1. 100 μg of a partially pure fusion protein (MBP-NusG-His6) with a canonical TEV protease recognition site (ENLYFQG) in the linker region [10] is incubated overnight at 4–8 °C in 50 μL of standard reaction buffer (see Subheading 3.3) in the absence or presence of 5.0 μg His7-TEV protease. The reaction products are separated by SDS-PAGE and visualized by staining with Coomassie Brilliant Blue.

2. 10 μg of pure His7-TEV protease is added to 100 μL of soluble crude extract containing the MBP-NusG-His6 fusion protein and incubated at room temperature for 1 h.

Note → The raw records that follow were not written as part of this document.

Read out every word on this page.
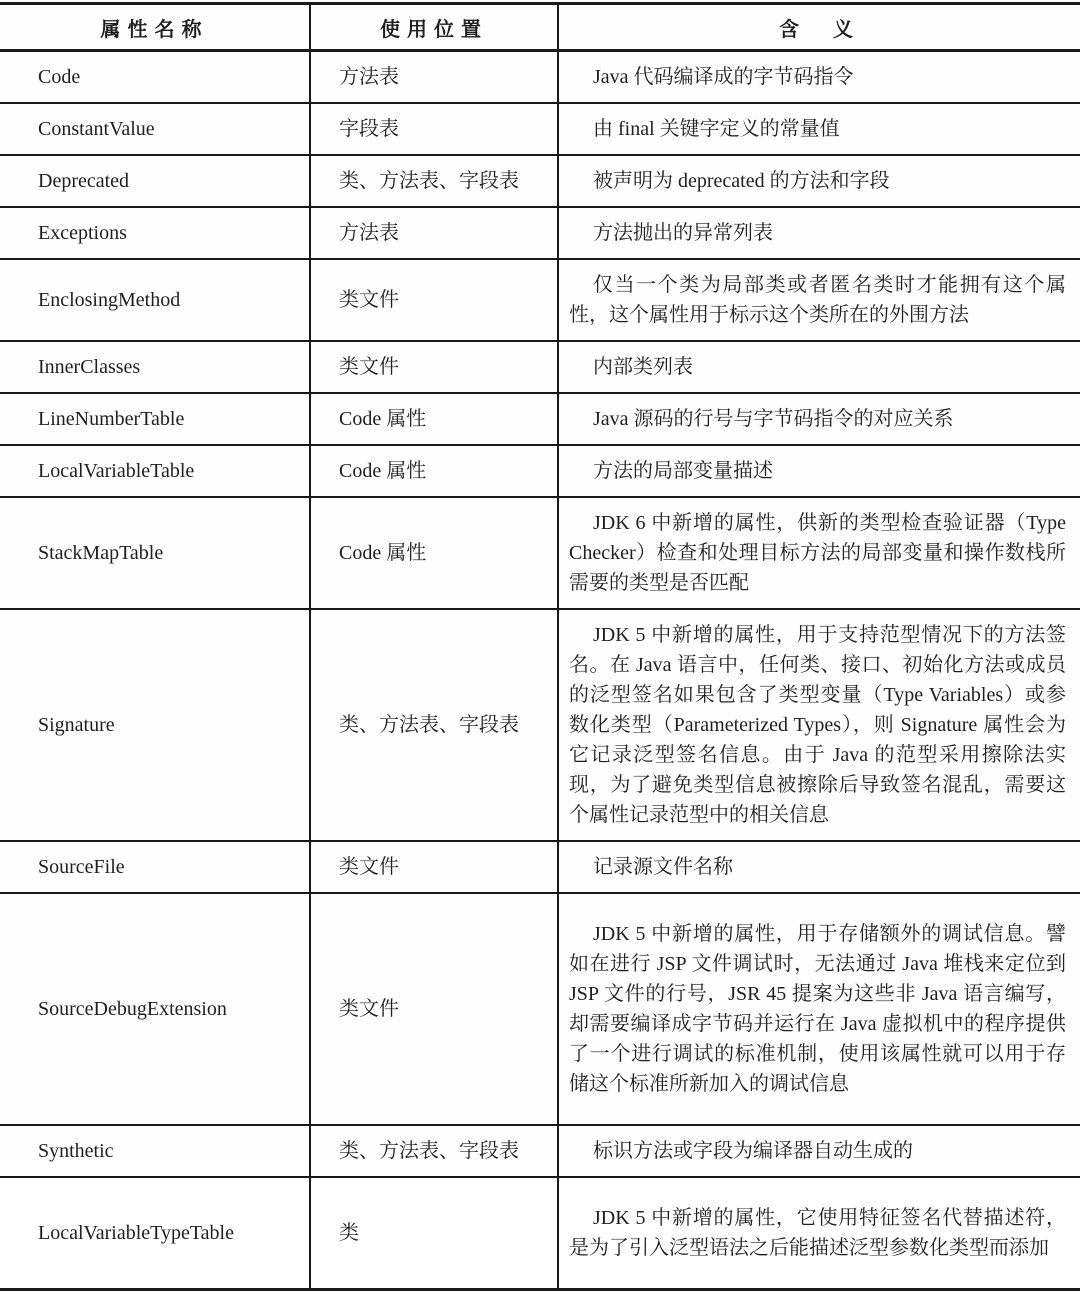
属性名称	使用位置	含　义
Code	方法表	Java 代码编译成的字节码指令

ConstantValue	字段表	由 final 关键字定义的常量值

Deprecated	类、方法表、字段表	被声明为 deprecated 的方法和字段

Exceptions	方法表	方法抛出的异常列表

EnclosingMethod	类文件	仅当一个类为局部类或者匿名类时才能拥有这个属性，这个属性用于标示这个类所在的外围方法

InnerClasses	类文件	内部类列表

LineNumberTable	Code 属性	Java 源码的行号与字节码指令的对应关系

LocalVariableTable	Code 属性	方法的局部变量描述

StackMapTable	Code 属性	JDK 6 中新增的属性，供新的类型检查验证器（Type Checker）检查和处理目标方法的局部变量和操作数栈所需要的类型是否匹配

Signature	类、方法表、字段表	JDK 5 中新增的属性，用于支持范型情况下的方法签名。在 Java 语言中，任何类、接口、初始化方法或成员的泛型签名如果包含了类型变量（Type Variables）或参数化类型（Parameterized Types），则 Signature 属性会为它记录泛型签名信息。由于 Java 的范型采用擦除法实现，为了避免类型信息被擦除后导致签名混乱，需要这个属性记录范型中的相关信息

SourceFile	类文件	记录源文件名称

SourceDebugExtension	类文件	JDK 5 中新增的属性，用于存储额外的调试信息。譬如在进行 JSP 文件调试时，无法通过 Java 堆栈来定位到 JSP 文件的行号，JSR 45 提案为这些非 Java 语言编写，却需要编译成字节码并运行在 Java 虚拟机中的程序提供了一个进行调试的标准机制，使用该属性就可以用于存储这个标准所新加入的调试信息

Synthetic	类、方法表、字段表	标识方法或字段为编译器自动生成的

LocalVariableTypeTable	类	JDK 5 中新增的属性，它使用特征签名代替描述符，是为了引入泛型语法之后能描述泛型参数化类型而添加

The reaction products are separated by SDS-PAGE and visualized by staining with Coomassie Brilliant Blue (see Note 5).

The results of a typical TEV protease digest of a fusion protein substrate (MBP-NusG-His6) are shown in Fig. 3. Panels A and B represent the digestion of a partially purified sample of MBP- NusG-His6 fusion protein and the digestion of the same fusion protein performed in a crude cell lysate, respectively. The MBP-NusG-His6 fusion protein was affinity purified using an IMAC column [7].

Fig. 3.

Digestion of a fusion protein substrate by His7-TEV (L56V, S135G, S219V) protease. (a) 100 μg of the pure substrate, a fusion between E. coli maltose-binding protein (MBP) and Aquifex aeolicus NusG with a canonical TEV protease recognition site (ENLYFQG) in the linker region [10] was incubated overnight at 4 °C in 50 μl of standard reaction buffer (see Subheading 3.3) in the absence (Lane 2) or presence (Lane 3) of 5.0 μg His7-TEV protease. The reaction products were separated by SDS-PAGE (NuPage 4–12% gradient MES gel) and visualized by staining with Coomassie Brilliant Blue. Lane 4 contains an equivalent amount of pure His7-TEV protease. Lane 1 is crude MBP-NusG-His6 (soluble protein) before IMAC purification. (b) Lane 1 is MBP-NusG-His6 soluble protein (crude sample); Lane 2 is TEV protease digest of lane 1 sample, soluble protein and Lane 3 contains an equivalent amount of pure His7-TEV protease used in the cleavage reaction (∼ 0.1 mg/mL). M molecular weight standards (kDa)

3.4. Troubleshooting

Some fusion proteins are intrinsically poor substrates for TEV protease. This may be due to steric occlusion when the protease cleavage site is too close to ordered structure in the passenger protein, or when the fusion protein exists in the form of soluble aggregates. Sometimes this problem can be mitigated by using a large amount of TEV protease (we have occasionally used up to 1 OD280 of TEV protease per 5 OD280 of fusion protein) and/or performing the reaction at higher temperature (e.g., room temperature). Failing that, the addition of extra residues between the TEV protease cleavage site and the N-terminus of the target protein is advised. We have used polyglycine, polyhistidine, and a FLAG-tag epitope with good results.